This quote shows that Mercutio is trying to provoke Benvolio. Mercutio then trys again to tease him by saying “Come, come, thou art as hot a jack in thy mood as any in Italy; and as soon moved to be moody, and as soon moody to be moved.”
This quote shows again how Mercutio is trying to provoke Benvolio.
When Tybalt enters, Benvolio says “By my head, here comes the Capulet’s.” This is the start of the fight which therefore creates tension for the audience. Mercutio at this point is in an antagonist mood towards Tybalt by saying “And but one word with one of us? Couple it with something; make it a word and a blow.” The part of the quote “make it a word and a blow” tells the audience that Mercutio is looking for trouble and wanting to fight. But Tybalt is looking to fight Romeo. Mercutio’s language also portrays that he is in an antagonistic mood by Shakespeare using an extended metaphor “Consort”. You could say that the word starts the fight between Mercutio and Tybalt.
When Tybalt enters the Market Place, we already sense something bad is going to happen. We know this because of what happened at the masked ball between Romeo and Tybalt. But before the masked ball, in Act 1 scene 1, we find out that Tybalt is Juliet’s cousin, a Capulet and is a nasty anti-hero. He also loves to fight.
“What art thou drawn among these heartless hinds? Turn thee, Benvolio, look upon thy death”
This quote shows us that he loves to fight and is proud to be a Capulet. And again just before the masked ball, Romeo says:
“I fear too early; for my mind disgraves. Some consequences yet hanging in the stars. Shall bitterly begin his fearful date. With the nights revels, and expire the term. Of a despised life clos’d in my breast. By some vile forfeit of untimely death”
This is a great quote to portray the image of impending doom that if they go to the ball, it will lead to death. But Romeo ignores what he has just said.

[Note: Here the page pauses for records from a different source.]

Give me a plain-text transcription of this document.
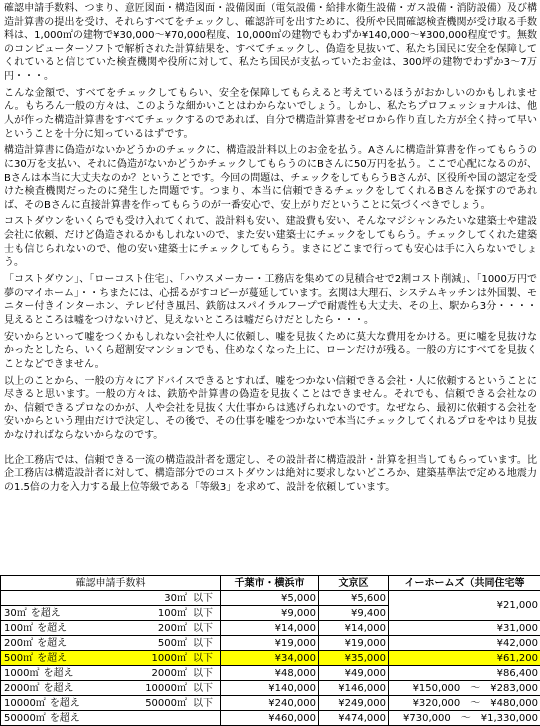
確認申請手数料、つまり、意匠図面・構造図面・設備図面（電気設備・給排水衛生設備・ガス設備・消防設備）及び構造計算書の提出を受け、それらすべてをチェックし、確認許可を出すために、役所や民間確認検査機関が受け取る手数料は、1,000㎡の建物で¥30,000～¥70,000程度、10,000㎡の建物でもわずか¥140,000～¥300,000程度です。無数のコンピューターソフトで解析された計算結果を、すべてチェックし、偽造を見抜いて、私たち国民に安全を保障してくれていると信じていた検査機関や役所に対して、私たち国民が支払っていたお金は、300坪の建物でわずか3～7万円・・・。

こんな金額で、すべてをチェックしてもらい、安全を保障してもらえると考えているほうがおかしいのかもしれません。もちろん一般の方々は、このような細かいことはわからないでしょう。しかし、私たちプロフェッショナルは、他人が作った構造計算書をすべてチェックするのであれば、自分で構造計算書をゼロから作り直した方が全く持って早いということを十分に知っているはずです。

構造計算書に偽造がないかどうかのチェックに、構造設計料以上のお金を払う。Aさんに構造計算書を作ってもらうのに30万を支払い、それに偽造がないかどうかチェックしてもらうのにBさんに50万円を払う。ここで心配になるのが、Bさんは本当に大丈夫なのか？ということです。今回の問題は、チェックをしてもらうBさんが、区役所や国の認定を受けた検査機関だったのに発生した問題です。つまり、本当に信頼できるチェックをしてくれるBさんを探すのであれば、そのBさんに直接計算書を作ってもらうのが一番安心で、安上がりだということに気づくべきでしょう。

コストダウンをいくらでも受け入れてくれて、設計料も安い、建設費も安い、そんなマジシャンみたいな建築士や建設会社に依頼、だけど偽造されるかもしれないので、また安い建築士にチェックをしてもらう。チェックしてくれた建築士も信じられないので、他の安い建築士にチェックしてもらう。まさにどこまで行っても安心は手に入らないでしょう。

「コストダウン」、「ローコスト住宅」、「ハウスメーカー・工務店を集めての見積合せで2割コスト削減」、「1000万円で夢のマイホーム」・・ちまたには、心揺るがすコピーが蔓延しています。玄関は大理石、システムキッチンは外国製、モニター付きインターホン、テレビ付き風呂、鉄筋はスパイラルフープで耐震性も大丈夫、その上、駅から3分・・・・見えるところは嘘をつけないけど、見えないところは嘘だらけだとしたら・・・。

安いからといって嘘をつくかもしれない会社や人に依頼し、嘘を見抜くために莫大な費用をかける。更に嘘を見抜けなかったとしたら、いくら超割安マンションでも、住めなくなった上に、ローンだけが残る。一般の方にすべてを見抜くことなどできません。

以上のことから、一般の方々にアドバイスできるとすれば、嘘をつかない信頼できる会社・人に依頼するということに尽きると思います。一般の方々は、鉄筋や計算書の偽造を見抜くことはできません。それでも、信頼できる会社なのか、信頼できるプロなのかが、人や会社を見抜く大仕事からは逃げられないのです。なぜなら、最初に依頼する会社を安いからという理由だけで決定し、その後で、その仕事を嘘をつかないで本当にチェックしてくれるプロをやはり見抜かなければならないからなのです。

比企工務店では、信頼できる一流の構造設計者を選定し、その設計者に構造設計・計算を担当してもらっています。比企工務店は構造設計者に対して、構造部分でのコストダウンは絶対に要求しないどころか、建築基準法で定める地震力の1.5倍の力を入力する最上位等級である「等級3」を求めて、設計を依頼しています。

確認申請手数料	千葉市・横浜市	文京区	イーホームズ（共同住宅等

30㎡ 以下	¥5,000	¥5,600	¥21,000

30㎡ を超え 100㎡ 以下	¥9,000	¥9,400	

100㎡ を超え 200㎡ 以下	¥14,000	¥14,000	¥31,000

200㎡ を超え 500㎡ 以下	¥19,000	¥19,000	¥42,000

500㎡ を超え 1000㎡ 以下	¥34,000	¥35,000	¥61,200

1000㎡ を超え 2000㎡ 以下	¥48,000	¥49,000	¥86,400

2000㎡ を超え 10000㎡ 以下	¥140,000	¥146,000	¥150,000　～　¥283,000

10000㎡ を超え 50000㎡ 以下	¥240,000	¥249,000	¥320,000　～　¥480,000

50000㎡ を超え	¥460,000	¥474,000	¥730,000　～　¥1,330,000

We know that before he went to the masked ball he was very depressed as he was in love with Rosaline. But she did not feel the same way. But when he sees Juliet, his mood completely changes:
“O she doth teach the torches to burn bright! It seems she hangs upon the cheek of night. As a rich jewel in an Ethiops ear: Beauty too rich for use, for earth too dear! So shows a snowy dove trooping with crows.”
Here there are many literacy devices used. There are the rhyming couplets at the end of every two lines and the contrast of light and dark imagery to make Juliet seem to beautiful to live. There is also an example of dramatic irony here, “Beauty too rich for use, for earth too dear!” as the audience know something the actors don’t.
At the masked ball, Tybalt notices that Romeo is at the Capulet’s ball which he felt was out of order so he reported it to Capulet himself.
“Uncle, this is a Montague, our foe. A villain that is hither come in spite. To scorn at our solemnity this night”
But Capulet does not wish for Tybalts fiery, fighting anger to ruin his party. So Tybalt promises that he will get his revenge on Romeo. “I will withdraw; but this intrusion shall now seeming sweet convert to bitterest gall.” So we now know that something bad is going to happen. Because of this, this will now be creating tension for the audience.
Back to Act 3 scene 1, when Romeo enters the Market place he is in a good mood as he has just married Juliet but only Romeo and the audience know of this. So as Tybalt is unaware of what Romeo has just done, he says:
“Well, peace be with you, sir. Here comes my man”
Here Mercutio deliberately misunderstands him. So therefore the word “man” has two meanings, which then leads to two twists. Tybalt then says:
“Romeo, the love I bear thee can afford no better term than this-thou art a villain.”
Tybalt says this as an accusation, meant to instil a response from Romeo. And by saying “love”, this shows us that he has no respect for him either. Villain in Elizabethan times also meant peasant which to a man of noble birth like Romeo is infact a great insult. But Romeo replies with the complete opposite to what Tybalt expects:
“Tybalt, the reason I have to love thee, Doth much excuse the appertaining rage, to such a greeting. Villain am I none. Therefore farewell; I see thou know’st me not.”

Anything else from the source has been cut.